2B huh, no problem I thought as I looked at the page. Her image formed onto the page and before I knew it my hand automatically moved. I sketched a brief outline of the shape of her head and the shape of her hair and her chin. I paused as her eyes came to my mind, large almonds with thick upper lashes. I gently marked the outlines of these and of her medium curved shaped nose and her petite defined lips. I leaned back as I viewed where there were details. I shaded her lips and her eyes making sure I drew in the lines for her irises and darkly shaded her pupils and places for highlights. Lashes were a collaboration of thick and thin lines which emerged from the top lid and some from the corner of the bottom lid. I finished the nose doing the nostrils and indicating where the light would come from. I hid her ears by drawing her hair (I hated drawing them which is why). Her locks were made of mostly straight lines, almost evenly distributed which started at the crown and came to a little past her shoulders. I did her shoulders and then removed certain lines with the white gum eraser attached to the end.

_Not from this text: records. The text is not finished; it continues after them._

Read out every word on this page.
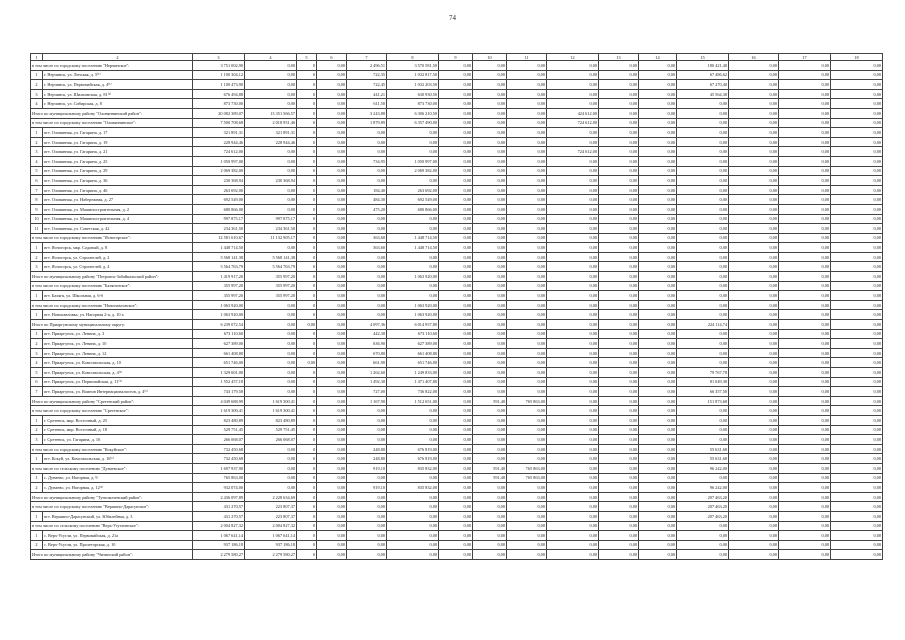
74
1	2	3	4	5	6	7	8	9	10	11	12	13	14	15	16	17	18
в том числе по городскому поселению "Нерчинское":		3 751 002,90	0,00	0	0,00	2 496,51	3 570 581,50	0,00	0,00	0,00	0,00	0,00	0,00	180 421,40	0,00	0,00	0,00
1	г. Нерчинск, ул. Ленская, д. 5⁽¹⁾	1 100 304,12	0,00	0	0,00	722,35	1 032 817,50	0,00	0,00	0,00	0,00	0,00	0,00	67 486,62	0,00	0,00	0,00
2	г. Нерчинск, ул. Первомайская, д. 4⁽¹⁾	1 100 473,90	0,00	0	0,00	722,45	1 032 203,50	0,00	0,00	0,00	0,00	0,00	0,00	67 270,40	0,00	0,00	0,00
3	г. Нерчинск, ул. Шилкинская, д. 81⁽¹⁾	676 494,88	0,00	0	0,00	441,21	630 930,50	0,00	0,00	0,00	0,00	0,00	0,00	45 564,38	0,00	0,00	0,00
4	г. Нерчинск, ул. Сибирская, д. 8	873 730,00	0,00	0	0,00	611,50	873 730,00	0,00	0,00	0,00	0,00	0,00	0,00	0,00	0,00	0,00	0,00
Итого по муниципальному району "Оловяннинский район":		20 082 389,07	13 351 566,57	0	0,00	3 243,88	6 306 210,50	0,00	0,00	0,00	424 612,00	0,00	0,00	0,00	0,00	0,00	0,00
в том числе по городскому поселению "Оловяннинское":		7 500 708,68	2 018 951,46	0	0,00	1 879,89	6 357 490,00	0,00	0,00	0,00	724 612,00	0,00	0,00	0,00	0,00	0,00	0,00
1	пгт. Оловянная, ул. Гагарина, д. 17	321 891,31	321 891,31	0	0,00	0,00	0,00	0,00	0,00	0,00	0,00	0,00	0,00	0,00	0,00	0,00	0,00
2	пгт. Оловянная, ул. Гагарина, д. 19	228 944,46	228 944,46	0	0,00	0,00	0,00	0,00	0,00	0,00	0,00	0,00	0,00	0,00	0,00	0,00	0,00
3	пгт. Оловянная, ул. Гагарина, д. 21	724 612,00	0,00	0	0,00	0,00	0,00	0,00	0,00	0,00	724 612,00	0,00	0,00	0,00	0,00	0,00	0,00
4	пгт. Оловянная, ул. Гагарина, д. 25	1 050 997,00	0,00	0	0,00	734,95	1 050 997,00	0,00	0,00	0,00	0,00	0,00	0,00	0,00	0,00	0,00	0,00
5	пгт. Оловянная, ул. Гагарина, д. 29	2 069 382,00	0,00	0	0,00	0,00	2 069 382,00	0,00	0,00	0,00	0,00	0,00	0,00	0,00	0,00	0,00	0,00
6	пгт. Оловянная, ул. Гагарина, д. 36	230 368,94	230 368,94	0	0,00	0,00	0,00	0,00	0,00	0,00	0,00	0,00	0,00	0,00	0,00	0,00	0,00
7	пгт. Оловянная, ул. Гагарина, д. 46	263 692,00	0,00	0	0,00	184,40	263 692,00	0,00	0,00	0,00	0,00	0,00	0,00	0,00	0,00	0,00	0,00
8	пгт. Оловянная, ул. Набережная, д. 27	692 549,00	0,00	0	0,00	484,30	692 549,00	0,00	0,00	0,00	0,00	0,00	0,00	0,00	0,00	0,00	0,00
9	пгт. Оловянная, ул. Машиностроительная, д. 2	680 866,00	0,00	0	0,00	475,20	680 866,00	0,00	0,00	0,00	0,00	0,00	0,00	0,00	0,00	0,00	0,00
10	пгт. Оловянная, ул. Машиностроительная, д. 4	997 875,17	997 875,17	0	0,00	0,00	0,00	0,00	0,00	0,00	0,00	0,00	0,00	0,00	0,00	0,00	0,00
11	пгт. Оловянная, ул. Советская, д. 42	234 361,50	234 361,50	0	0,00	0,00	0,00	0,00	0,00	0,00	0,00	0,00	0,00	0,00	0,00	0,00	0,00
в том числе по городскому поселению "Ясногорское":		12 581 610,67	11 132 905,17	0	0,00	363,60	1 448 714,50	0,00	0,00	0,00	0,00	0,00	0,00	0,00	0,00	0,00	0,00
1	пгт. Ясногорск, мкр. Садовый, д. 8	1 448 714,50	0,00	0	0,00	363,60	1 448 714,50	0,00	0,00	0,00	0,00	0,00	0,00	0,00	0,00	0,00	0,00
2	пгт. Ясногорск, ул. Строителей, д. 2	5 568 141,38	5 568 141,38	0	0,00	0,00	0,00	0,00	0,00	0,00	0,00	0,00	0,00	0,00	0,00	0,00	0,00
3	пгт. Ясногорск, ул. Строителей, д. 4	5 564 763,79	5 564 763,79	0	0,00	0,00	0,00	0,00	0,00	0,00	0,00	0,00	0,00	0,00	0,00	0,00	0,00
Итого по муниципальному району "Петровск-Забайкальский район":		1 419 917,20	355 997,20	0	0,00	0,00	1 063 920,00	0,00	0,00	0,00	0,00	0,00	0,00	0,00	0,00	0,00	0,00
в том числе по городскому поселению "Балягинское":		355 997,20	355 997,20	0	0,00	0,00	0,00	0,00	0,00	0,00	0,00	0,00	0,00	0,00	0,00	0,00	0,00
1	пгт. Балягя, ул. Школьная, д. 6-б	355 997,20	355 997,20	0	0,00	0,00	0,00	0,00	0,00	0,00	0,00	0,00	0,00	0,00	0,00	0,00	0,00
в том числе по городскому поселению "Новопавловское":		1 063 920,00	0,00	0	0,00	0,00	1 063 920,00	0,00	0,00	0,00	0,00	0,00	0,00	0,00	0,00	0,00	0,00
1	пгт. Новопавловка, ул. Нагорная 2-я, д. 10 а	1 063 920,00	0,00	0	0,00	0,00	1 063 920,00	0,00	0,00	0,00	0,00	0,00	0,00	0,00	0,00	0,00	0,00
Итого по Приаргунскому муниципальному округу:		6 239 072,54	0,00	0,00	0,00	4 097,36	6 014 957,80	0,00	0,00	0,00	0,00	0,00	0,00	224 114,74	0,00	0,00	0,00
1	пгт. Приаргунск, ул. Ленина, д. 3	673 110,60	0,00	0	0,00	442,30	673 110,60	0,00	0,00	0,00	0,00	0,00	0,00	0,00	0,00	0,00	0,00
2	пгт. Приаргунск, ул. Ленина, д. 10	627 389,00	0,00	0	0,00	636,90	627 389,00	0,00	0,00	0,00	0,00	0,00	0,00	0,00	0,00	0,00	0,00
3	пгт. Приаргунск, ул. Ленина, д. 12	661 408,80	0,00	0	0,00	670,80	661 408,80	0,00	0,00	0,00	0,00	0,00	0,00	0,00	0,00	0,00	0,00
4	пгт. Приаргунск, ул. Комсомольская, д. 10	651 746,00	0,00	0,00	0,00	661,90	651 746,00	0,00	0,00	0,00	0,00	0,00	0,00	0,00	0,00	0,00	0,00
5	пгт. Приаргунск, ул. Комсомольская, д. 4⁽¹⁾	1 329 601,00	0,00	0	0,00	1 262,60	1 249 833,00	0,00	0,00	0,00	0,00	0,00	0,00	79 767,78	0,00	0,00	0,00
6	пгт. Приаргунск, ул. Первомайская, д. 11⁽¹⁾	1 552 457,18	0,00	0	0,00	1 492,30	1 471 407,80	0,00	0,00	0,00	0,00	0,00	0,00	81 049,38	0,00	0,00	0,00
7	пгт. Приаргунск, ул. Воинов Интернационалистов, д. 4⁽¹⁾	743 179,58	0,00	0	0,00	727,00	736 822,00	0,00	0,00	0,00	0,00	0,00	0,00	66 357,58	0,00	0,00	0,00
Итого по муниципальному району "Сретенский район":		4 049 688,99	1 619 300,41	0	0,00	1 167,90	1 512 651,00	0,00	591,40	765 863,00	0,00	0,00	0,00	151 873,68	0,00	0,00	0,00
в том числе по городскому поселению "Сретенское":		1 619 300,41	1 619 300,41	0	0,00	0,00	0,00	0,00	0,00	0,00	0,00	0,00	0,00	0,00	0,00	0,00	0,00
1	г. Сретенск, мкр. Восточный, д. 25	823 480,89	823 480,89	0	0,00	0,00	0,00	0,00	0,00	0,00	0,00	0,00	0,00	0,00	0,00	0,00	0,00
2	г. Сретенск, мкр. Восточный, д. 18	529 751,45	529 751,45	0	0,00	0,00	0,00	0,00	0,00	0,00	0,00	0,00	0,00	0,00	0,00	0,00	0,00
3	г. Сретенск, ул. Гагарина, д. 16	266 068,07	266 068,07	0	0,00	0,00	0,00	0,00	0,00	0,00	0,00	0,00	0,00	0,00	0,00	0,00	0,00
в том числе по городскому поселению "Кокуйское":		732 450,68	0,00	0	0,00	248,80	676 819,00	0,00	0,00	0,00	0,00	0,00	0,00	55 631,68	0,00	0,00	0,00
1	пгт. Кокуй, ул. Комсомольская, д. 16⁽¹⁾	732 450,68	0,00	0	0,00	248,80	676 819,00	0,00	0,00	0,00	0,00	0,00	0,00	55 631,68	0,00	0,00	0,00
в том числе по сельскому поселению "Дунаевское":		1 697 937,90	0,00	0	0,00	919,10	835 832,00	0,00	591,40	765 863,00	0,00	0,00	0,00	96 242,00	0,00	0,00	0,00
1	с. Дунаево, ул. Нагорная, д. 9	765 863,00	0,00	0	0,00	0,00	0,00	0,00	591,40	765 863,00	0,00	0,00	0,00	0,00	0,00	0,00	0,00
2	с. Дунаево, ул. Нагорная, д. 12⁽¹⁾	932 074,00	0,00	0	0,00	919,10	835 832,00	0,00	0,00	0,00	0,00	0,00	0,00	96 242,00	0,00	0,00	0,00
Итого по муниципальному району "Тунгокоченский район":		2 436 097,89	2 228 634,69	0	0,00	0,00	0,00	0,00	0,00	0,00	0,00	0,00	0,00	207 463,20	0,00	0,00	0,00
в том числе по городскому поселению "Вершино-Дарасунское":		431 270,57	223 807,37	0	0,00	0,00	0,00	0,00	0,00	0,00	0,00	0,00	0,00	207 463,20	0,00	0,00	0,00
1	пгт. Вершино-Дарасунский, ул. Юбилейная, д. 3	431 270,57	223 807,37	0	0,00	0,00	0,00	0,00	0,00	0,00	0,00	0,00	0,00	207 463,20	0,00	0,00	0,00
в том числе по сельскому поселению "Верх-Усуглинское":		2 004 827,32	2 004 827,32	0	0,00	0,00	0,00	0,00	0,00	0,00	0,00	0,00	0,00	0,00	0,00	0,00	0,00
1	с. Верх-Усугли, ул. Первомайская, д. 21а	1 067 641,14	1 067 641,14	0	0,00	0,00	0,00	0,00	0,00	0,00	0,00	0,00	0,00	0,00	0,00	0,00	0,00
2	с. Верх-Усугли, ул. Пролетарская, д. 10	937 186,18	937 186,18	0	0,00	0,00	0,00	0,00	0,00	0,00	0,00	0,00	0,00	0,00	0,00	0,00	0,00
Итого по муниципальному району "Читинский район":		2 279 580,27	2 279 580,27	0	0,00	0,00	0,00	0,00	0,00	0,00	0,00	0,00	0,00	0,00	0,00	0,00	0,00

Once finished I sat back and placed the pencil down. My right hand ached so while Bronson looked at the picture I stretched out my fingers and cracked my knuckles.
“Wow,” he said at last, the paper covering where his face roughly was, “this is amazing,” he added sounding blown away by it. He held it down and smiled at me.
“You must really like her, for you’ve drawn it so well it’s as if she was sitting across from you and modelling,” my mouth slowly formed into a small smile.
“Yeah I suppose.” Then I suddenly remembered the time and glanced at the clock right behind me.
“Oh crud I have to go,” I got my bag and stood up, “Umm Bronson,” I began somewhat hesitant, “would you…You know umm, help me with defeating the Sumanitu Taku?” He nodded and came to stand in front of me.
“I’m more of a pacifist than a fighter,” he admitted, “but if she means that much to you then I’ll be happy to help.” He added patting me on the shoulder.
“Thanks,” I said the word somewhat foreign to me. I turned to go upstairs, “I better go and persuade the fox to help me.”
“Hey I’ll give you a lift,” Bronson said fishing in his trouser pocket and dangling a key, “just tell me the address,” I nodded, though wondered how Maxene would feel if I suddenly showed up at her place. But that could wait.